Response to Letter by Miller and Palesch
Miller and Palesch question several aspects of the article by the Optimizing the Analysis of Stroke Trials (OAST) Collaboration.1 They suggest that the Friedman test (a nonparametric ANOVA) should have been used to assess differences between the statistical tests being compared; this is what we did when performing a 2-way ANOVA using ranked data rather than raw data, as stated in the Methods section (Comparison of Statistical tests) of the article.
Miller and Palesch also suggest that the level at which the modified Rankin Scale (mRS) is dichotomized should be chosen on the basis of expected risk and benefits. In reality, trialists tend to copy previous study designs so a cutpoint of 0 to 2/3 to 6 was fashionable several years ago until the National Institute of Neurological Disorders and Stroke (NINDS) rt-PA trial led a move to using 0,1/2 to 6.2 In reality, the ‘most efficient’ cutpoint is likely to be the one which splits the population roughly in equal halves so the choice should depend on stroke severity and prognosis. For example, trials of feeding and hemicraniotomy, which involve patients with very severe stroke, chose 0 to 3/4 to 6 and 0 to 4/5,6 respectively.3,4 However, as shown in the OAST article, ordinal approaches are generally more efficient than dichotomization.1
In regards of NXY-059 data, we cannot comment because the SAINT I Trial Steering Committee elected not to share their data with OAST (although they have with other groups such as VISTA). However, we note that the Cochrane-Mantel-Haenszel (CMH) test, as used in SAINT I, is not an ordinal test; rather, it compares 2 groups on a binary response, adjusting for control variables, and assuming a common odds ratio.

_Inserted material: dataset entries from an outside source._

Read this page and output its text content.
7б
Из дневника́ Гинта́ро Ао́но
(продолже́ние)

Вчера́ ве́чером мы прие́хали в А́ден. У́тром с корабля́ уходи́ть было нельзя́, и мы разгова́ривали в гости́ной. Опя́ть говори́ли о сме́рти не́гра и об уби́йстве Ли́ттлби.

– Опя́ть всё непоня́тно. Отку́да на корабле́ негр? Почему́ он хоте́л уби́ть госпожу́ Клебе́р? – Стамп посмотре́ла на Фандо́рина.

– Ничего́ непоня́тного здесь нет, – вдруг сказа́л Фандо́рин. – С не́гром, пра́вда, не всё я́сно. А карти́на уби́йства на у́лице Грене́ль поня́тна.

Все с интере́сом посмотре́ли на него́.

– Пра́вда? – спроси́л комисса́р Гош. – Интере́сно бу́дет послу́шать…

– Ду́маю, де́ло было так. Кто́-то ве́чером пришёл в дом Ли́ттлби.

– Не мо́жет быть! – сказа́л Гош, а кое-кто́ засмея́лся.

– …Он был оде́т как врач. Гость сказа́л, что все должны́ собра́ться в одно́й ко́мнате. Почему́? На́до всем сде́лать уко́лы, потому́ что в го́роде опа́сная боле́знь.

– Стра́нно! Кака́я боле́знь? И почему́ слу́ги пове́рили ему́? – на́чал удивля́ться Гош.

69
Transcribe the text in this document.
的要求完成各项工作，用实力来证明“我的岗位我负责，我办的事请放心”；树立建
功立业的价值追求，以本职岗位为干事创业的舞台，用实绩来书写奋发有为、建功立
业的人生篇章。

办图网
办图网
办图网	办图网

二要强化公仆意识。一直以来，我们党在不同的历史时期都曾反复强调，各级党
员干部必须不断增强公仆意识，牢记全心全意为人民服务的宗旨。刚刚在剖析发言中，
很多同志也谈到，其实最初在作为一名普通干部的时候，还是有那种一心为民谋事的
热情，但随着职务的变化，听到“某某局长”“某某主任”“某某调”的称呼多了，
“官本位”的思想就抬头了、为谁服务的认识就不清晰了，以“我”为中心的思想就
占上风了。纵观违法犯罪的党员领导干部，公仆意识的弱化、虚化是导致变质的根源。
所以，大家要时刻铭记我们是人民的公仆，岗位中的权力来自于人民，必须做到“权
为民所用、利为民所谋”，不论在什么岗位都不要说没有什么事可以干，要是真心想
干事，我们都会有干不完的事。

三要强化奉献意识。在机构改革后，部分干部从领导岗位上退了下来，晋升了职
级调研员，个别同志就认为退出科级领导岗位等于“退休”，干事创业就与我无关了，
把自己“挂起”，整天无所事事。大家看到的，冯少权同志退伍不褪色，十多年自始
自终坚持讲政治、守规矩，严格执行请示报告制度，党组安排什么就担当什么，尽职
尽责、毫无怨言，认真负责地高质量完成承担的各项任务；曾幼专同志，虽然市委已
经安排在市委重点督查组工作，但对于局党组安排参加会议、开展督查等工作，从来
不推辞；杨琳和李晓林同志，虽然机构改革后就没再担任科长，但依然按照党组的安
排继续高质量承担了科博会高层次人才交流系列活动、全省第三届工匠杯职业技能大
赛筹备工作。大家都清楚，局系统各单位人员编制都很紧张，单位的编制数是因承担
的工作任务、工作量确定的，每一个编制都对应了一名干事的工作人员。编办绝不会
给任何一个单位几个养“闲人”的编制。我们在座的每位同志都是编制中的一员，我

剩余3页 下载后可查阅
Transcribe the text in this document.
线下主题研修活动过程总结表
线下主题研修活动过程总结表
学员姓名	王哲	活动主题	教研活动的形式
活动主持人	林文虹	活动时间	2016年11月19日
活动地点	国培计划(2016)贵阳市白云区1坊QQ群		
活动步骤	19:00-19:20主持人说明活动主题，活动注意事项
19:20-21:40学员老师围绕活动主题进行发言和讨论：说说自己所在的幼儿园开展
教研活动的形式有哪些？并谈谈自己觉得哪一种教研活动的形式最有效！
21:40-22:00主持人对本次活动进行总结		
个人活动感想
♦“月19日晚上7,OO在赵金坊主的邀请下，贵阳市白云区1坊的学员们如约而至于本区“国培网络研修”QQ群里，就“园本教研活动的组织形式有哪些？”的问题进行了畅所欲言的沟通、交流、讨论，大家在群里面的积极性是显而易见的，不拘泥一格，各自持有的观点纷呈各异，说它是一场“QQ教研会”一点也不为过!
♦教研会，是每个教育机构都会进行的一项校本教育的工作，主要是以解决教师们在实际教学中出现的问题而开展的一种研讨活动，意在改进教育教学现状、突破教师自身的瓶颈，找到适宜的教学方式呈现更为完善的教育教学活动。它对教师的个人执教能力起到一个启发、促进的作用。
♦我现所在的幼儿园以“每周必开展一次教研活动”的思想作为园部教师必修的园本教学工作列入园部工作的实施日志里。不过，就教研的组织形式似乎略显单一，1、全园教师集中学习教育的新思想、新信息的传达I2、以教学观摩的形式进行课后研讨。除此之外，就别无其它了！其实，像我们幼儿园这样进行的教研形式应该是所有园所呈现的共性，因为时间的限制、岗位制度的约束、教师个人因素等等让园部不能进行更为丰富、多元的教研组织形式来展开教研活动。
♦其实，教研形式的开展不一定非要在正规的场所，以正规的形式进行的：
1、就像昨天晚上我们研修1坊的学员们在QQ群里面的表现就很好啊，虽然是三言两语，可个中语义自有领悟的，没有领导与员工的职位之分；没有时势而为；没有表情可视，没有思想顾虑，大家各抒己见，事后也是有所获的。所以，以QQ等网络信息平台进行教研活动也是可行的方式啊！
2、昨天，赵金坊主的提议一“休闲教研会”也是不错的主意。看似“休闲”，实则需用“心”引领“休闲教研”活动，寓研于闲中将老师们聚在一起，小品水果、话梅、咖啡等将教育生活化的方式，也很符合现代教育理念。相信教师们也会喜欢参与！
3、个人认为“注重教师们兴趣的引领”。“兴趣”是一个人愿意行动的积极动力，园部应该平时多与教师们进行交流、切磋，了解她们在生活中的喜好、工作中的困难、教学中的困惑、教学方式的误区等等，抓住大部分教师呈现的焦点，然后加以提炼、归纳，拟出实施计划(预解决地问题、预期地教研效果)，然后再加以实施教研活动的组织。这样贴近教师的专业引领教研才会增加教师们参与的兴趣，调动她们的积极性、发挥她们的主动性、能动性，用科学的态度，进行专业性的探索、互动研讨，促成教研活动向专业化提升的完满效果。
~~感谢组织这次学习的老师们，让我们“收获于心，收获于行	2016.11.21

In regards of which approach to use, the statistical assumptions underlying the different tests must be considered. Importantly, the assumption of proportional odds is met in most stroke trials assessing functional outcome (with the notable exception of thrombolysis which increases both very good outcome and death5) so that ordinal regression is usually appropriate. The t test has been recommended for analyzing data from scales where there are 7 or more categories6 and is robust under a range of conditions.7 Finally, it is vital to consider which clinical assumptions are relevant to stroke trials; in general, we are interested in improving outcome irrespective of the underlying prognosis, and statistical tests which assess this will be more relevant than those which only see whether an intervention helps patients cross a particular boundary such as ‘poor outcome’ into ‘very good outcome’.
The Optimising Analysis of Stroke Trials (OAST) Collaboration. Can we improve the statistical analysis of stroke trials? Statistical re-analysis of functional outcomes in stroke trials. Stroke. 2007; 38: 1911–1915.
Vahedi K, Hofimeijer J, Juettler E, Vicaut E, George B, Algra A, Amelink GJ, Schmiedeck P, Schwab S, Rothwell PM, Bousser MG, van der Worp HB, Hacke W; DECIMAL, DESTINY, and HAMLET investigators. Early decompressive surgery in malignant infarction of the middle cerebral artery: a pooled analysis of three randomised controlled trials. Lancet Neurology. 2007; 6: 215–222.
Wardlaw JM, Zoppo G, Yamaguchi T, Berge E. “Thrombolysis for acute ischaemic stroke.” Cochrane Database Systematic Review. 2003; (3): CD000213.